Bavaria, Christianity, the destruction of the environment, and the possibility of living an alternative, sustainable lifestyle, one in keeping with the native demands of a healthy earth, were the reoccurring themes of Amery's prodigious achievement. In the autumn of 1976, when Natur als Politik arrived in bookstores, the conservative press fumed. The German newspaper Die Welt called it: "A waste of paper."

"Ecoropa" was born during the summer of 1976, when, together with friends in the south of France, Amery began toying with the idea of founding a pan-European club of environmental activists – a sort of travelling liberal thinktank that would act to counter the creeping spiritual malaise and environmental ignorance trashing the continent. Already by that December their vision became a reality – one with headquarters in Geneva. In 1980, after much legal headache, Amery founded the German section of Ecoropa by convening to order the E.F. Schumachergesellschaft für politische Ekologie ("E. F. Schumacher Society for Political Ecology").

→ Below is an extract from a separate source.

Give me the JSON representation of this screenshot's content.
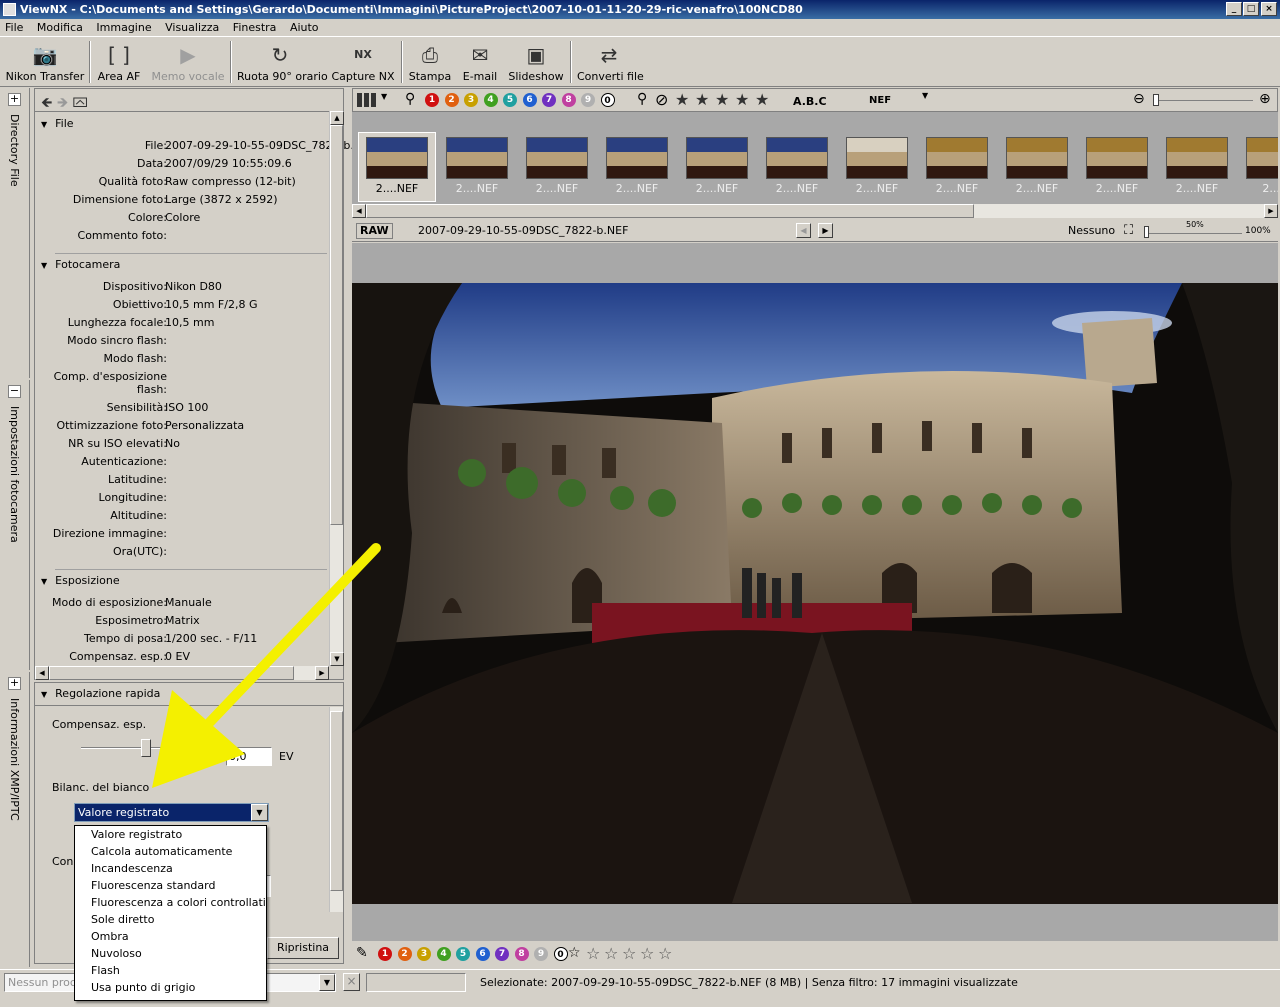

The written word alone was never enough to satisfy this "Catholic leftist": he was the president of the E. F. Schumacher Society for Political Ecology (1980-1995), director of the German Writers Association (1976/1977), president of the German PEN Organization (1988-1991), advisor to the Society for Threatened Peoples from its inception to his death, and co-founder of the German Green Party (1980). In the fight against the military and "peaceful" uses of the atom, the battle to keep the uranium in the earth, he was always a dependable, generous partner. When in 1998 we announced the founding of the Nuclear-Free Future Award, Carl was our keynote speaker.

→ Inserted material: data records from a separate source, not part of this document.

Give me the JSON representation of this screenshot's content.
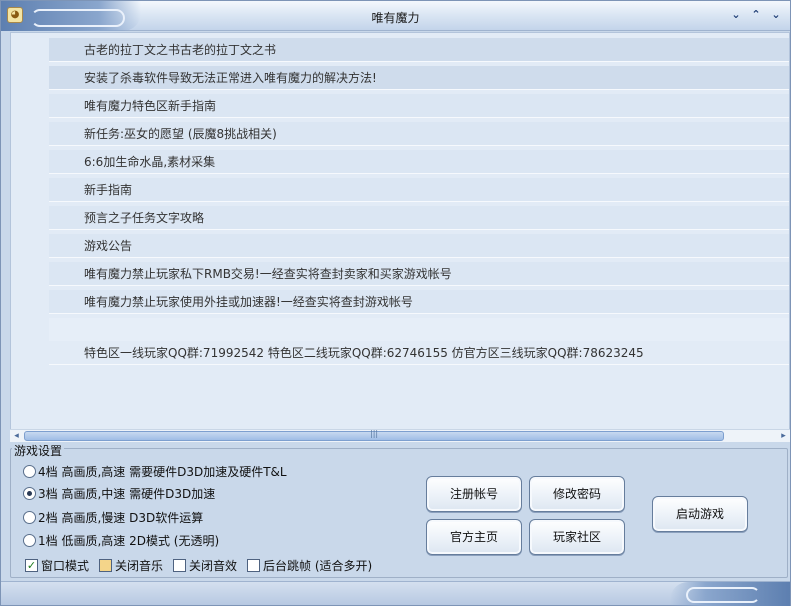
{
  "window": {
    "title": "唯有魔力",
    "controls": {
      "minimize": "⌄",
      "maximize": "⌃",
      "close": "⌄"
    }
  },
  "news_list": [
    {
      "text": "古老的拉丁文之书古老的拉丁文之书"
    },
    {
      "text": "安装了杀毒软件导致无法正常进入唯有魔力的解决方法!"
    },
    {
      "text": "唯有魔力特色区新手指南"
    },
    {
      "text": "新任务:巫女的愿望  (辰魔8挑战相关)"
    },
    {
      "text": "6:6加生命水晶,素材采集"
    },
    {
      "text": "新手指南"
    },
    {
      "text": "预言之子任务文字攻略"
    },
    {
      "text": "游戏公告"
    },
    {
      "text": "唯有魔力禁止玩家私下RMB交易!一经查实将查封卖家和买家游戏帐号"
    },
    {
      "text": "唯有魔力禁止玩家使用外挂或加速器!一经查实将查封游戏帐号"
    },
    {
      "text": ""
    },
    {
      "text": "特色区一线玩家QQ群:71992542 特色区二线玩家QQ群:62746155 仿官方区三线玩家QQ群:78623245"
    }
  ],
  "settings": {
    "legend": "游戏设置",
    "quality_options": [
      {
        "label": "4档 高画质,高速 需要硬件D3D加速及硬件T&L",
        "selected": false
      },
      {
        "label": "3档 高画质,中速 需硬件D3D加速",
        "selected": true
      },
      {
        "label": "2档 高画质,慢速 D3D软件运算",
        "selected": false
      },
      {
        "label": "1档 低画质,高速 2D模式 (无透明)",
        "selected": false
      }
    ],
    "checkboxes": [
      {
        "label": "窗口模式",
        "checked": true
      },
      {
        "label": "关闭音乐",
        "checked": false
      },
      {
        "label": "关闭音效",
        "checked": false
      },
      {
        "label": "后台跳帧 (适合多开)",
        "checked": false
      }
    ]
  },
  "buttons": {
    "register": "注册帐号",
    "change_password": "修改密码",
    "homepage": "官方主页",
    "community": "玩家社区",
    "launch": "启动游戏"
  },
  "icons": {
    "app": "app-icon",
    "scroll_left": "◂",
    "scroll_right": "▸"
  }
}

Carl published the essay "Global Exit" two years ago when he turned eighty. In it he compared life today with life as lived in dissolute Imperium Romanum prior to the reign of Constantine. Today, though, we are not ruled by King Caesar, but rather by King Consumption. The central mission of Christianity in the new millennium, he wrote, is to banish the plague of the wasteful free-market, and to preserve the world for the coming generations. He saw in the liberation theology of Latin America one possible escape route from our present-day standing as slaves to consumerism.

Over the last few years we often heard Carl Amery on the radio, that energetic voice of his singing out against the ills of globalization. During the autumn of 2004 he wrote an open letter to the fresh German president Horst Köhler – a letter that received prompt reply: Köhler visited him in his Munich-Au apartment. It was through letters that Amery eventually bid us all farewell: his last book, a collaborative effort, bears the title, Briefe an den Reichtum ("Letters to the Super Rich").

Carl Amery will be deeply missed for his creative anger, his deep, honest moral convictions, his courageous flights of poetic invention, and for his penetrating insights into our societal and spiritual ills.

Let's pray that missing someone so dearly can also make the heart grow wiser.